We have described both the methodological framework and the main features of a computer system intended for learning phraseology of Russian sci-tech texts. Its interrelated components, i.e. phraseology database and educational material represented in hypertext form, are partially implemented with the aid of Borland Delphi environment tools. Among directions of system improvement being now under consideration we should point out further extension of phraseology lexicon. Text corpora reflecting contemporary sci-tech language usage will supposedly be exploited, since features of any style and sublanguage can be revealed exhaustively on the basis of corpus analysis (Biber et al. 1998). Another direction concerns merging into a common database of scientific phraseologies of several natural languages. Preliminary comparative study of scientific phraseology of Russian, English, and Spanish languages shows an evident similarity of their word stereotypes. This fact can be used for the systematical computer-aided teaching of foreign scientific phraseology.

References

D. Biber S. Conrad D. Reppen. Corpus Linguistics. Investigating Language Structure and Use. Cambridge: Cambridge University Press, 1998.
I. Bolshakov. “Multifunctional Thesaurus for Russian Word Processing.” Proceedings of 4th Conference on Applied Natural Language Processing, Stuttgard, 13-15 October, 1994. : , 1994. 200-202.
P. Brusilovsky. “Methods and Techniques of Adaptive Hypermedia.” User Modeling and User-Adapted Interaction. 1996. 6: 87-129.

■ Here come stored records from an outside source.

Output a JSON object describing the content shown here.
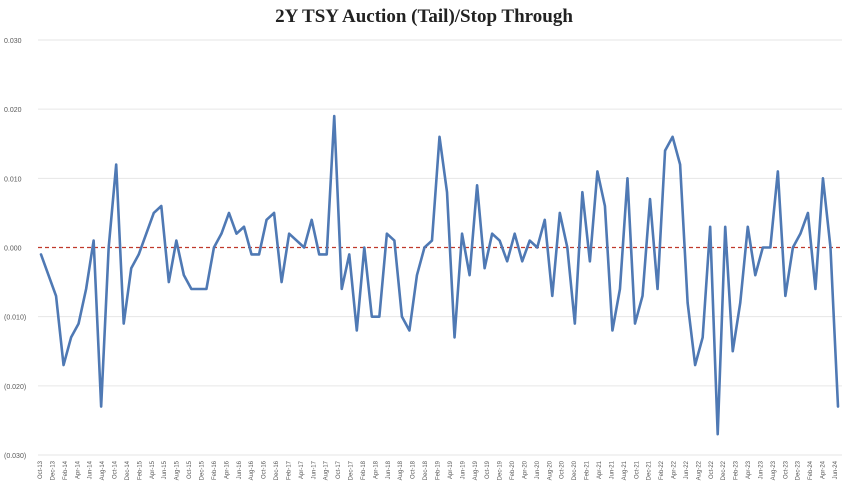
{
  "chart_data": {
    "type": "line",
    "title": "2Y TSY Auction (Tail)/Stop Through",
    "xlabel": "",
    "ylabel": "",
    "ylim": [
      -0.03,
      0.03
    ],
    "y_ticks": [
      "0.030",
      "0.020",
      "0.010",
      "0.000",
      "(0.010)",
      "(0.020)",
      "(0.030)"
    ],
    "x_tick_labels": [
      "Oct-13",
      "Dec-13",
      "Feb-14",
      "Apr-14",
      "Jun-14",
      "Aug-14",
      "Oct-14",
      "Dec-14",
      "Feb-15",
      "Apr-15",
      "Jun-15",
      "Aug-15",
      "Oct-15",
      "Dec-15",
      "Feb-16",
      "Apr-16",
      "Jun-16",
      "Aug-16",
      "Oct-16",
      "Dec-16",
      "Feb-17",
      "Apr-17",
      "Jun-17",
      "Aug-17",
      "Oct-17",
      "Dec-17",
      "Feb-18",
      "Apr-18",
      "Jun-18",
      "Aug-18",
      "Oct-18",
      "Dec-18",
      "Feb-19",
      "Apr-19",
      "Jun-19",
      "Aug-19",
      "Oct-19",
      "Dec-19",
      "Feb-20",
      "Apr-20",
      "Jun-20",
      "Aug-20",
      "Oct-20",
      "Dec-20",
      "Feb-21",
      "Apr-21",
      "Jun-21",
      "Aug-21",
      "Oct-21",
      "Dec-21",
      "Feb-22",
      "Apr-22",
      "Jun-22",
      "Aug-22",
      "Oct-22",
      "Dec-22",
      "Feb-23",
      "Apr-23",
      "Jun-23",
      "Aug-23",
      "Oct-23",
      "Dec-23",
      "Feb-24",
      "Apr-24",
      "Jun-24"
    ],
    "grid": true,
    "zero_line": {
      "value": 0,
      "style": "dashed",
      "color": "#c0392b"
    },
    "series_color": "#4f79b4",
    "grid_color": "#e6e6e6",
    "series": [
      {
        "values": [
          -0.001,
          -0.004,
          -0.007,
          -0.017,
          -0.013,
          -0.011,
          -0.006,
          0.001,
          -0.023,
          0.0,
          0.012,
          -0.011,
          -0.003,
          -0.001,
          0.002,
          0.005,
          0.006,
          -0.005,
          0.001,
          -0.004,
          -0.006,
          -0.006,
          -0.006,
          0.0,
          0.002,
          0.005,
          0.002,
          0.003,
          -0.001,
          -0.001,
          0.004,
          0.005,
          -0.005,
          0.002,
          0.001,
          0.0,
          0.004,
          -0.001,
          -0.001,
          0.019,
          -0.006,
          -0.001,
          -0.012,
          0.0,
          -0.01,
          -0.01,
          0.002,
          0.001,
          -0.01,
          -0.012,
          -0.004,
          0.0,
          0.001,
          0.016,
          0.008,
          -0.013,
          0.002,
          -0.004,
          0.009,
          -0.003,
          0.002,
          0.001,
          -0.002,
          0.002,
          -0.002,
          0.001,
          0.0,
          0.004,
          -0.007,
          0.005,
          0.0,
          -0.011,
          0.008,
          -0.002,
          0.011,
          0.006,
          -0.012,
          -0.006,
          0.01,
          -0.011,
          -0.007,
          0.007,
          -0.006,
          0.014,
          0.016,
          0.012,
          -0.008,
          -0.017,
          -0.013,
          0.003,
          -0.027,
          0.003,
          -0.015,
          -0.008,
          0.003,
          -0.004,
          0.0,
          0.0,
          0.011,
          -0.007,
          0.0,
          0.002,
          0.005,
          -0.006,
          0.01,
          0.0,
          -0.023
        ]
      }
    ]
  }
}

E. Bolshakova. “Computer Assistance in Writing Technical and Scientific Texts.” Proceedings of 2nd International Symposium "Las Humanidades en la Educacion Tecnica ante el Siglo XXI", Mexico, 27-29 September, 2000. : , 2000. 59-63.
unknown. Dictionary of Verb-Noun Combinations of the Common Scientific Speech. Moscow: Nauka Publ., 1973.
WordNet: An Electronic Lexical Database. Ed. C. Fellbaum. Cambridge: MIT Press, 1998.
Analyzing Language in Restricted Domains: Sublanguage Description and Processing. Ed. R. Grishman R. Kittredge. Hillsdale, N.J.: Lawrence Erlbaum Associates, 1986.
O. Mitrofanova. Language of Scientific and Technical Literature. : Moscow University Press, 1973.